Sooner or later, we must form an independent research institute in this country. It must be funded by industry, by government, and by private philanthropy, both individuals and trusts. The money must be pooled, so that investigators do not know who is paying them. The institute must fund more than one team to do research in a particular area, and the verification of results will be a foregone requirement: teams will know their results will be checked by other groups.

In many cases, those who decide how to gather the data will not gather it, and those who gather the data will not analyze it. If we were to address the land temperature records with such rigor, we would be well on our way to an understanding of exactly how much faith we can place in global warming, and therefore with what seriousness we must address this.

I believe that as we come to the end of this litany, some of you may be saying, well what is the big deal, really. So we made a few mistakes. So a few scientists have overstated their cases and have egg on their faces. So what?

Well, I’ll tell you.


In recent years, much has been said about the post-modernist claims about science to the effect that science is just another form of raw power, tricked out in special claims for truth-seeking and objectivity that really have no basis in fact. Science, we are told, is no better than any other undertaking. These ideas anger many scientists, and they anger me. But recent events have made me wonder if they are correct.

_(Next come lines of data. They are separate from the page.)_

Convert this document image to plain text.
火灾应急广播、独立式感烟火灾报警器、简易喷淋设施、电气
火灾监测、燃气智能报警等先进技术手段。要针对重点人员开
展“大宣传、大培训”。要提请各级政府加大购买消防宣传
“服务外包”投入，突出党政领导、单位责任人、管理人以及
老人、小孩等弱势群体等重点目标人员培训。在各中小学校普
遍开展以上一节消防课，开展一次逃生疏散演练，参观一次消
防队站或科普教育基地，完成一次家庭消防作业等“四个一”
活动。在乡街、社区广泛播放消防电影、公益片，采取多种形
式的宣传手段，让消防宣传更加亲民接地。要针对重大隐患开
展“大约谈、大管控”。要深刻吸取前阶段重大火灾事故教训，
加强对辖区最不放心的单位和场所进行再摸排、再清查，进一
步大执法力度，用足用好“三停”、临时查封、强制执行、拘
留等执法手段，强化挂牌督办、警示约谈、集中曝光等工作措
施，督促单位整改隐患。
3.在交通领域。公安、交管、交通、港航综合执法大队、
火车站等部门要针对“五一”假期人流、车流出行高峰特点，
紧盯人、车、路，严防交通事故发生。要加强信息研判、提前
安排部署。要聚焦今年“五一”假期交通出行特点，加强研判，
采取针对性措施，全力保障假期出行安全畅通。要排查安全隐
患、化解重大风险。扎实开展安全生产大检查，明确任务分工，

We can take as an example the scientific reception accorded a Danish statistician, Bjorn Lomborg, who wrote a book called The Skeptical Environmentalist.

The scientific community responded in a way that can only be described as disgraceful. In professional literature, it was complained he had no standing because he was not an earth scientist. His publisher, Cambridge University Press, was attacked with cries that the editor should be fired, and that all right-thinking scientists should shun the press. The past president of the AAAS wondered aloud how Cambridge could have ever “published a book that so clearly could never have passed peer review.” (But of course, the manuscript did pass peer review by three earth scientists on both sides of the Atlantic, and all recommended publication.)

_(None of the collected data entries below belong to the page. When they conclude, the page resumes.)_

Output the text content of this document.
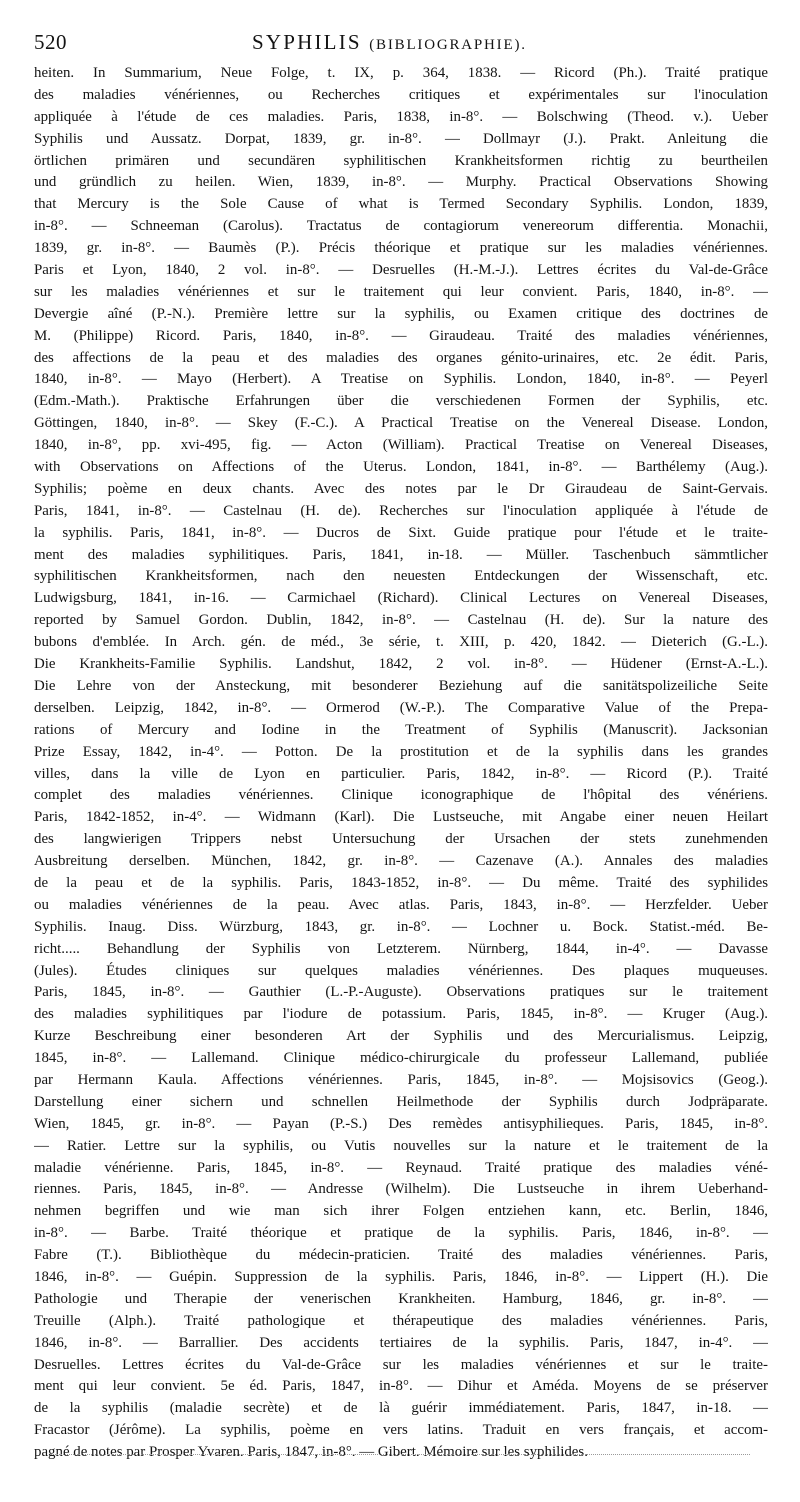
520	SYPHILIS (BIBLIOGRAPHIE).
heiten. In Summarium, Neue Folge, t. IX, p. 364, 1838. — Ricord (Ph.). Traité pratique
des maladies vénériennes, ou Recherches critiques et expérimentales sur l'inoculation
appliquée à l'étude de ces maladies. Paris, 1838, in-8°. — Bolschwing (Theod. v.). Ueber
Syphilis und Aussatz. Dorpat, 1839, gr. in-8°. — Dollmayr (J.). Prakt. Anleitung die
örtlichen primären und secundären syphilitischen Krankheitsformen richtig zu beurtheilen
und gründlich zu heilen. Wien, 1839, in-8°. — Murphy. Practical Observations Showing
that Mercury is the Sole Cause of what is Termed Secondary Syphilis. London, 1839,
in-8°. — Schneeman (Carolus). Tractatus de contagiorum venereorum differentia. Monachii,
1839, gr. in-8°. — Baumès (P.). Précis théorique et pratique sur les maladies vénériennes.
Paris et Lyon, 1840, 2 vol. in-8°. — Desruelles (H.-M.-J.). Lettres écrites du Val-de-Grâce
sur les maladies vénériennes et sur le traitement qui leur convient. Paris, 1840, in-8°. —
Devergie aîné (P.-N.). Première lettre sur la syphilis, ou Examen critique des doctrines de
M. (Philippe) Ricord. Paris, 1840, in-8°. — Giraudeau. Traité des maladies vénériennes,
des affections de la peau et des maladies des organes génito-urinaires, etc. 2e édit. Paris,
1840, in-8°. — Mayo (Herbert). A Treatise on Syphilis. London, 1840, in-8°. — Peyerl
(Edm.-Math.). Praktische Erfahrungen über die verschiedenen Formen der Syphilis, etc.
Göttingen, 1840, in-8°. — Skey (F.-C.). A Practical Treatise on the Venereal Disease. London,
1840, in-8°, pp. xvi-495, fig. — Acton (William). Practical Treatise on Venereal Diseases,
with Observations on Affections of the Uterus. London, 1841, in-8°. — Barthélemy (Aug.).
Syphilis; poème en deux chants. Avec des notes par le Dr Giraudeau de Saint-Gervais.
Paris, 1841, in-8°. — Castelnau (H. de). Recherches sur l'inoculation appliquée à l'étude de
la syphilis. Paris, 1841, in-8°. — Ducros de Sixt. Guide pratique pour l'étude et le traite-
ment des maladies syphilitiques. Paris, 1841, in-18. — Müller. Taschenbuch sämmtlicher
syphilitischen Krankheitsformen, nach den neuesten Entdeckungen der Wissenschaft, etc.
Ludwigsburg, 1841, in-16. — Carmichael (Richard). Clinical Lectures on Venereal Diseases,
reported by Samuel Gordon. Dublin, 1842, in-8°. — Castelnau (H. de). Sur la nature des
bubons d'emblée. In Arch. gén. de méd., 3e série, t. XIII, p. 420, 1842. — Dieterich (G.-L.).
Die Krankheits-Familie Syphilis. Landshut, 1842, 2 vol. in-8°. — Hüdener (Ernst-A.-L.).
Die Lehre von der Ansteckung, mit besonderer Beziehung auf die sanitätspolizeiliche Seite
derselben. Leipzig, 1842, in-8°. — Ormerod (W.-P.). The Comparative Value of the Prepa-
rations of Mercury and Iodine in the Treatment of Syphilis (Manuscrit). Jacksonian
Prize Essay, 1842, in-4°. — Potton. De la prostitution et de la syphilis dans les grandes
villes, dans la ville de Lyon en particulier. Paris, 1842, in-8°. — Ricord (P.). Traité
complet des maladies vénériennes. Clinique iconographique de l'hôpital des vénériens.
Paris, 1842-1852, in-4°. — Widmann (Karl). Die Lustseuche, mit Angabe einer neuen Heilart
des langwierigen Trippers nebst Untersuchung der Ursachen der stets zunehmenden
Ausbreitung derselben. München, 1842, gr. in-8°. — Cazenave (A.). Annales des maladies
de la peau et de la syphilis. Paris, 1843-1852, in-8°. — Du même. Traité des syphilides
ou maladies vénériennes de la peau. Avec atlas. Paris, 1843, in-8°. — Herzfelder. Ueber
Syphilis. Inaug. Diss. Würzburg, 1843, gr. in-8°. — Lochner u. Bock. Statist.-méd. Be-
richt..... Behandlung der Syphilis von Letzterem. Nürnberg, 1844, in-4°. — Davasse
(Jules). Études cliniques sur quelques maladies vénériennes. Des plaques muqueuses.
Paris, 1845, in-8°. — Gauthier (L.-P.-Auguste). Observations pratiques sur le traitement
des maladies syphilitiques par l'iodure de potassium. Paris, 1845, in-8°. — Kruger (Aug.).
Kurze Beschreibung einer besonderen Art der Syphilis und des Mercurialismus. Leipzig,
1845, in-8°. — Lallemand. Clinique médico-chirurgicale du professeur Lallemand, publiée
par Hermann Kaula. Affections vénériennes. Paris, 1845, in-8°. — Mojsisovics (Geog.).
Darstellung einer sichern und schnellen Heilmethode der Syphilis durch Jodpräparate.
Wien, 1845, gr. in-8°. — Payan (P.-S.) Des remèdes antisyphilieques. Paris, 1845, in-8°.
— Ratier. Lettre sur la syphilis, ou Vutis nouvelles sur la nature et le traitement de la
maladie vénérienne. Paris, 1845, in-8°. — Reynaud. Traité pratique des maladies véné-
riennes. Paris, 1845, in-8°. — Andresse (Wilhelm). Die Lustseuche in ihrem Ueberhand-
nehmen begriffen und wie man sich ihrer Folgen entziehen kann, etc. Berlin, 1846,
in-8°. — Barbe. Traité théorique et pratique de la syphilis. Paris, 1846, in-8°. —
Fabre (T.). Bibliothèque du médecin-praticien. Traité des maladies vénériennes. Paris,
1846, in-8°. — Guépin. Suppression de la syphilis. Paris, 1846, in-8°. — Lippert (H.). Die
Pathologie und Therapie der venerischen Krankheiten. Hamburg, 1846, gr. in-8°. —
Treuille (Alph.). Traité pathologique et thérapeutique des maladies vénériennes. Paris,
1846, in-8°. — Barrallier. Des accidents tertiaires de la syphilis. Paris, 1847, in-4°. —
Desruelles. Lettres écrites du Val-de-Grâce sur les maladies vénériennes et sur le traite-
ment qui leur convient. 5e éd. Paris, 1847, in-8°. — Dihur et Améda. Moyens de se préserver
de la syphilis (maladie secrète) et de là guérir immédiatement. Paris, 1847, in-18. —
Fracastor (Jérôme). La syphilis, poème en vers latins. Traduit en vers français, et accom-
pagné de notes par Prosper Yvaren. Paris, 1847, in-8°. — Gibert. Mémoire sur les syphilides.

But what are scientists doing attacking a press? Is this the new McCarthyism-coming from scientists? Worst of all was the behavior of the Scientific American, which seemed intent on proving the post-modernist point that it was all about power, not facts.

The Scientific American attacked Lomborg for eleven pages, yet only came up with nine factual errors despite their assertion that the book was “rife with careless mistakes.”

It was a poor display, featuring vicious ad hominem attacks, including comparing him to a Holocaust denier. The issue was captioned: “Science defends itself against the Skeptical Environmentalist.”

Really. Science has to defend itself? Is this what we have come to? When Lomborg asked for space to rebut his critics, he was given only a page and a half. When he said it wasn’t enough, he put the critics’ essays on his web page and answered them in detail.

Scientific American threatened copyright infringement and made him take the pages down. Further attacks since, have made it clear what is going on. Lomborg is charged with heresy. That’s why none of his critics needs to substantiate their attacks in any detail. That’s why the facts don’t matter.


That’s why they can attack him in the most vicious personal terms. He’s a heretic. Of course, any scientist can be charged as Galileo was charged. I just never thought I’d see the Scientific American in the role of Mother Church.


Is this what science has become? I hope not. But it is what it will become, unless there is a concerted effort by leading scientists to aggressively separate science from policy.

The late Philip Handler, former president of the National Academy of Sciences, said that “Scientists best serve public policy by living within the ethics of science, not those of politics. If the scientific community will not unfrock the charlatans, the public will not discern the difference– science and the nation will suffer.”

Personally, I don’t worry about the nation. But I do worry about science.